A bi-national team of researchers led by University of California, San Diego School of Medicine have discovered that active syphilis infections are significantly greater in female sex workers who inject drugs and share needles than those who don’t. The findings suggest that injection drug use may play as big a role as risky sexual behavior in the transmission of syphilis. It may also exacerbate the spread of both HIV and syphilis, as syphilis is frequently a co-factor for HIV infection.
The study, headed by Thomas L. Patterson, MD, of UCSD’s Department of Psychiatry and the Veterans Administration Health Care System, San Diego, was published in the journal Addiction. It focuses on female sex workers in the U.S./Mexico border towns of Tijuana and Ciudad Juarez, which are adjacent to San Diego, California and El Paso, Texas, respectively. Female sex workers operate legally in these two cities which lie on major drug trafficking routes.
In collaboration with Mexican researchers, UCSD investigators interviewed just over 900 female sex workers to determine their socio-demographics, condom and substance use, and male client characteristics. These women were also tested for HIV and sexually transmitted diseases (STDs). The researchers found that female sex workers who did not have HIV, but tested positive for active syphilis infection, were more likely to inject drugs, use illegal drugs before or during sex in the past month, and have U.S. clients who had higher rates of drug-using, including injection, behavior.
“As more than two-thirds of these women have clients from the U.S., our data suggest that U.S. men seeking paid sex across the border in Mexico are at considerable risk of acquiring and transmitting syphilis and other STDs,” said co-author Steffanie A. Strathdee, PhD, associate dean for Global Health Sciences and Chief of the Division of Global Public Health at UC San Diego.
Given the sizable overlap between female sex workers and injection drug use in Tijuana and Ciudad Juarez and the consistent associations that were observed between syphilis infection and injection behaviors, STD clinics need to think about providing access to sterile syringes, and needle exchange programs should provide rapid, on-site testing for syphilis, according to Strathdee. “We recommend that rapid testing for syphilis be more widely available in these cities, so that these female sex workers can receive immediate follow-up if they test positive.”

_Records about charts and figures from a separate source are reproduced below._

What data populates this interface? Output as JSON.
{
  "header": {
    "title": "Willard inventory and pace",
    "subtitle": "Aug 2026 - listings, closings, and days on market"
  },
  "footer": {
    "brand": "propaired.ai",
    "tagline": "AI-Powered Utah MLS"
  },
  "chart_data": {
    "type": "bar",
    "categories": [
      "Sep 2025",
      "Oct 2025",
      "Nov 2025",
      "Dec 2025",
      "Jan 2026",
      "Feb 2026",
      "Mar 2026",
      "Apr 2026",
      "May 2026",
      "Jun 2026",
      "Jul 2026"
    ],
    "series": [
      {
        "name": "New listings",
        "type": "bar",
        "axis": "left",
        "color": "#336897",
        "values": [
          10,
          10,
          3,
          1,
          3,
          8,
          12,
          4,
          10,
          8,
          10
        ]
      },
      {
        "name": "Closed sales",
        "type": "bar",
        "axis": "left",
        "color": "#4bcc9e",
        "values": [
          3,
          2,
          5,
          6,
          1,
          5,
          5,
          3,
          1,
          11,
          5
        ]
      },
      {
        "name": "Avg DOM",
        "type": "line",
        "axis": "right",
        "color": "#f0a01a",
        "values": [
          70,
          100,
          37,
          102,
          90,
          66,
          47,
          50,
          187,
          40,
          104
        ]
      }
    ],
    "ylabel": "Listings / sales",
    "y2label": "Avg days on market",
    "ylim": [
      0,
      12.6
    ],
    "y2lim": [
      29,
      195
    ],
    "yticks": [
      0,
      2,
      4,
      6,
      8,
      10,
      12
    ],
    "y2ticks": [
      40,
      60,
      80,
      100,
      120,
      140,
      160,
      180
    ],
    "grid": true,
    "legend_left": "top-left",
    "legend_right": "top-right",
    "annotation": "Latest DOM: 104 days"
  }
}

Like most countries, STD prevention and drug treatment programs are not well integrated in Mexico. Data from this study suggest that failure to integrate these programs could intensify the course of both HIV and syphilis epidemics.
“Because syphilis is a co-factor for HIV, when an HIV epidemic occurs among drug injection users, high rates of syphilis could be a contributing factor that promotes the HIV epidemic,” said Strathdee. “Men who have unprotected sex with female sex workers who have syphilitic sores are much more likely to acquire HIV because the two organisms exacerbate each other.”
“Our findings provide not only an important message about syphilis control, but also about HIV prevention,” said co-author Hugo Staines-Orozco, director of the Institute of Biomedical Sciences at the Autonomous University of Ciudad Juarez. “Cities that have a lot of HIV among injection drug users also tend to have a lot of syphilis, as the two epidemics are linked.”
Additional contributors include Oralia Loza and Melanie Rusch, UC San Diego; Gustavo A. Martinez, Medical Units of Health and Community Development of Ciudad Juarez, Mexico; Remedios Lozada, Patronato Pro-COMUSIDA, Tijuana, Mexico; and Carlos Magis-Rodriguez, National Center for the Prevention and Control of HIV and AIDS, Mexico City, Mexico.
This work was funded by grants from the National Institutes of Mental Health and National Institute on Drug Abuse.